The Offspring’s ‘The Kids Aren’t Alright’ Joins Spotify Billions Club
It’s the band’s second track to hit one billion streams.
The Spotify Billions Club has a new entry: The Offspring’s 1999 hit “The Kids Aren’t Alright.” It’s the band’s second song to hit a billion streams on the platform, following 2008’s “You’re Gonna Go Far, Kid.”
“The Kids Aren’t Alright” was released as the third single from the band’s hugely successful fifth studio album, 1998’s Americana. It peaked at no.11 on both Billboard’s Mainstream Rock chart and the UK Singles chart.

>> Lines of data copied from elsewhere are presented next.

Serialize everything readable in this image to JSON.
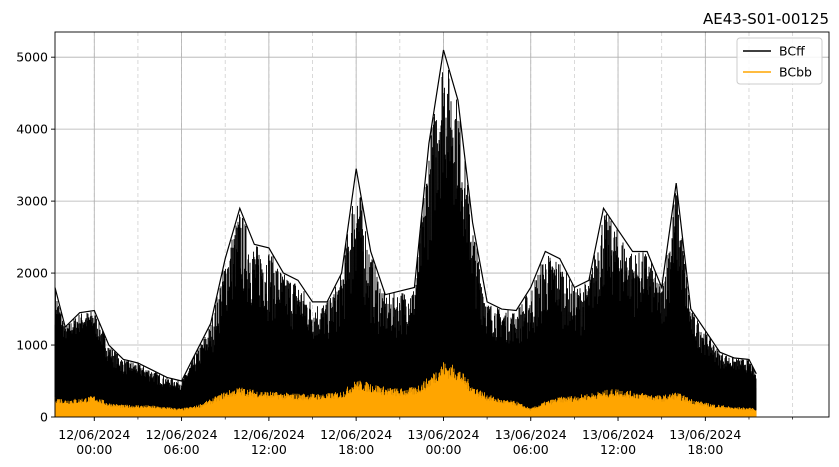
{
  "chart_data": {
    "type": "area",
    "title": "AE43-S01-00125",
    "xlabel": "",
    "ylabel": "",
    "ylim": [
      0,
      5350
    ],
    "yticks": [
      0,
      1000,
      2000,
      3000,
      4000,
      5000
    ],
    "xlim": [
      "2024-06-11T21:18",
      "2024-06-14T02:30"
    ],
    "xticks": [
      {
        "t": "2024-06-12T00:00",
        "date": "12/06/2024",
        "time": "00:00"
      },
      {
        "t": "2024-06-12T06:00",
        "date": "12/06/2024",
        "time": "06:00"
      },
      {
        "t": "2024-06-12T12:00",
        "date": "12/06/2024",
        "time": "12:00"
      },
      {
        "t": "2024-06-12T18:00",
        "date": "12/06/2024",
        "time": "18:00"
      },
      {
        "t": "2024-06-13T00:00",
        "date": "13/06/2024",
        "time": "00:00"
      },
      {
        "t": "2024-06-13T06:00",
        "date": "13/06/2024",
        "time": "06:00"
      },
      {
        "t": "2024-06-13T12:00",
        "date": "13/06/2024",
        "time": "12:00"
      },
      {
        "t": "2024-06-13T18:00",
        "date": "13/06/2024",
        "time": "18:00"
      }
    ],
    "grid": true,
    "minor_grid": true,
    "legend_position": "top-right",
    "series": [
      {
        "name": "BCff",
        "color": "#000000",
        "x": [
          "2024-06-11T21:18",
          "2024-06-11T22:00",
          "2024-06-11T23:00",
          "2024-06-12T00:00",
          "2024-06-12T01:00",
          "2024-06-12T02:00",
          "2024-06-12T03:00",
          "2024-06-12T04:00",
          "2024-06-12T05:00",
          "2024-06-12T06:00",
          "2024-06-12T07:00",
          "2024-06-12T08:00",
          "2024-06-12T09:00",
          "2024-06-12T10:00",
          "2024-06-12T11:00",
          "2024-06-12T12:00",
          "2024-06-12T13:00",
          "2024-06-12T14:00",
          "2024-06-12T15:00",
          "2024-06-12T16:00",
          "2024-06-12T17:00",
          "2024-06-12T18:00",
          "2024-06-12T19:00",
          "2024-06-12T20:00",
          "2024-06-12T21:00",
          "2024-06-12T22:00",
          "2024-06-12T23:00",
          "2024-06-13T00:00",
          "2024-06-13T01:00",
          "2024-06-13T02:00",
          "2024-06-13T03:00",
          "2024-06-13T04:00",
          "2024-06-13T05:00",
          "2024-06-13T06:00",
          "2024-06-13T07:00",
          "2024-06-13T08:00",
          "2024-06-13T09:00",
          "2024-06-13T10:00",
          "2024-06-13T11:00",
          "2024-06-13T12:00",
          "2024-06-13T13:00",
          "2024-06-13T14:00",
          "2024-06-13T15:00",
          "2024-06-13T16:00",
          "2024-06-13T17:00",
          "2024-06-13T18:00",
          "2024-06-13T19:00",
          "2024-06-13T20:00",
          "2024-06-13T21:00",
          "2024-06-13T21:30"
        ],
        "values": [
          1800,
          1250,
          1450,
          1480,
          1000,
          800,
          750,
          650,
          550,
          500,
          900,
          1300,
          2200,
          2900,
          2400,
          2350,
          2000,
          1900,
          1600,
          1600,
          2000,
          3450,
          2300,
          1700,
          1750,
          1800,
          3800,
          5100,
          4400,
          2700,
          1600,
          1500,
          1480,
          1800,
          2300,
          2200,
          1800,
          1900,
          2900,
          2600,
          2300,
          2300,
          1800,
          3250,
          1500,
          1200,
          900,
          820,
          800,
          600
        ],
        "low": [
          1000,
          900,
          950,
          900,
          600,
          450,
          400,
          350,
          300,
          300,
          400,
          550,
          800,
          900,
          750,
          750,
          700,
          700,
          650,
          650,
          700,
          700,
          650,
          600,
          700,
          900,
          1300,
          2000,
          1900,
          1000,
          800,
          750,
          700,
          500,
          650,
          750,
          700,
          800,
          900,
          900,
          850,
          850,
          800,
          1000,
          700,
          650,
          550,
          500,
          500,
          400
        ]
      },
      {
        "name": "BCbb",
        "color": "#FFA500",
        "x": [
          "2024-06-11T21:18",
          "2024-06-11T22:00",
          "2024-06-11T23:00",
          "2024-06-12T00:00",
          "2024-06-12T01:00",
          "2024-06-12T02:00",
          "2024-06-12T03:00",
          "2024-06-12T04:00",
          "2024-06-12T05:00",
          "2024-06-12T06:00",
          "2024-06-12T07:00",
          "2024-06-12T08:00",
          "2024-06-12T09:00",
          "2024-06-12T10:00",
          "2024-06-12T11:00",
          "2024-06-12T12:00",
          "2024-06-12T13:00",
          "2024-06-12T14:00",
          "2024-06-12T15:00",
          "2024-06-12T16:00",
          "2024-06-12T17:00",
          "2024-06-12T18:00",
          "2024-06-12T19:00",
          "2024-06-12T20:00",
          "2024-06-12T21:00",
          "2024-06-12T22:00",
          "2024-06-12T23:00",
          "2024-06-13T00:00",
          "2024-06-13T01:00",
          "2024-06-13T02:00",
          "2024-06-13T03:00",
          "2024-06-13T04:00",
          "2024-06-13T05:00",
          "2024-06-13T06:00",
          "2024-06-13T07:00",
          "2024-06-13T08:00",
          "2024-06-13T09:00",
          "2024-06-13T10:00",
          "2024-06-13T11:00",
          "2024-06-13T12:00",
          "2024-06-13T13:00",
          "2024-06-13T14:00",
          "2024-06-13T15:00",
          "2024-06-13T16:00",
          "2024-06-13T17:00",
          "2024-06-13T18:00",
          "2024-06-13T19:00",
          "2024-06-13T20:00",
          "2024-06-13T21:00",
          "2024-06-13T21:30"
        ],
        "values": [
          280,
          250,
          260,
          300,
          200,
          170,
          170,
          160,
          140,
          120,
          160,
          250,
          360,
          420,
          380,
          360,
          340,
          330,
          330,
          330,
          360,
          520,
          480,
          420,
          400,
          420,
          560,
          780,
          700,
          450,
          320,
          250,
          220,
          120,
          220,
          280,
          300,
          330,
          370,
          400,
          360,
          330,
          300,
          350,
          260,
          200,
          170,
          140,
          130,
          120
        ]
      }
    ]
  }
}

The song reflects on disillusionment with the American dream, pulling inspiration from real life stories from frontman Dexter Holland’s suburban neighborhood. “One kid had a nervous breakdown, another died in an auto accident, another was on crack and killed his sister,” Holland told the LA Times. “These were people I knew, or maybe who Ron knew. It’s always weird to go back there. [The song idea] kind of hit me as I was going through the streets and driving by the houses.”
He continued, “The neighborhood looks like ‘Happy Days,’ but it’s really ‘Twin Peaks,’ a lot of weird stuff goes on, and maybe you never get over it. They’re going to be [mad] now: ‘You made our neighborhood look bad.’ That’s not the point. It’s a certain reality, a false illusion we’re trying to point out.”
The song’s music video, directed by Yariv Gaber, captures these feelings by focusing on a single empty living room where various persons, including band members, constantly shift and morph into each other. It ends on a shot of a happy, 1950s-style family shifting into a young man on his own.